其实buildTable本身比这个题目有趣一些：

f[i][j]为从i,到j是否为p string
初始条件 对角线上f[i][i]自然是true,因为只有一个字，再就是对角线平移一位，[i][i+1]比较一下，这样做的原因是"bb"这种case也算pstring...

转移方程： f[i][j]如果是true的话，当s[i-1]==s[j+1]的时候， f[i-1][j+1]=true, 反推：
f[i][j]= f[i+1][j-1] && s[i]=s[j]
这个遍历比较有趣，就是外面遍历长度差，从最小为2，一直到真个string,对于每一个长度，我们要选一个起始点，为从0开始来维持对称

其实这个buildTable真要考到我是一时半会想不出，要画一个table,装模作样的列几个例子，然后就开始默写了。。。lol

LintCode (107) Word Break

Given a string s and a dictionary of words dict, determine if s can be break into a space-separated sequence of one or more dictionary words.

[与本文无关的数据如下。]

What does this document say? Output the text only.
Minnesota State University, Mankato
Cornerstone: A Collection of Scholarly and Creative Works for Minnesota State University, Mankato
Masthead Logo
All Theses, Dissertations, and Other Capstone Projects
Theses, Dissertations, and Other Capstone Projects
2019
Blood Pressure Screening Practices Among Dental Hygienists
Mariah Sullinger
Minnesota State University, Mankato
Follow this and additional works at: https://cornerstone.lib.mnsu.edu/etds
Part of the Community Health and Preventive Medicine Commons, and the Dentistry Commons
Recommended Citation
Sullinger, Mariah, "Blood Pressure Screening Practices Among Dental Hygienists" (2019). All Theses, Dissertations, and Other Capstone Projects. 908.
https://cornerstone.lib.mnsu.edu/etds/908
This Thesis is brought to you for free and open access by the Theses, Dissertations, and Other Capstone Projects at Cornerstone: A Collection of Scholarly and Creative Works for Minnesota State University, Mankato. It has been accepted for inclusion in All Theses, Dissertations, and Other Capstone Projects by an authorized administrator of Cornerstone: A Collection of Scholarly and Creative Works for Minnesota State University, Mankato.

Have you met this question in a real interview? 

Yes

Example

Given s = "lintcode", dict = ["lint", "code"].

Return true because "lintcode" can be break as "lint code".

又是TLE。。。o(n^2)...但是过不了大数据，TLE了。。。先贴个简单的，再仔细分析怎么弄吧。。。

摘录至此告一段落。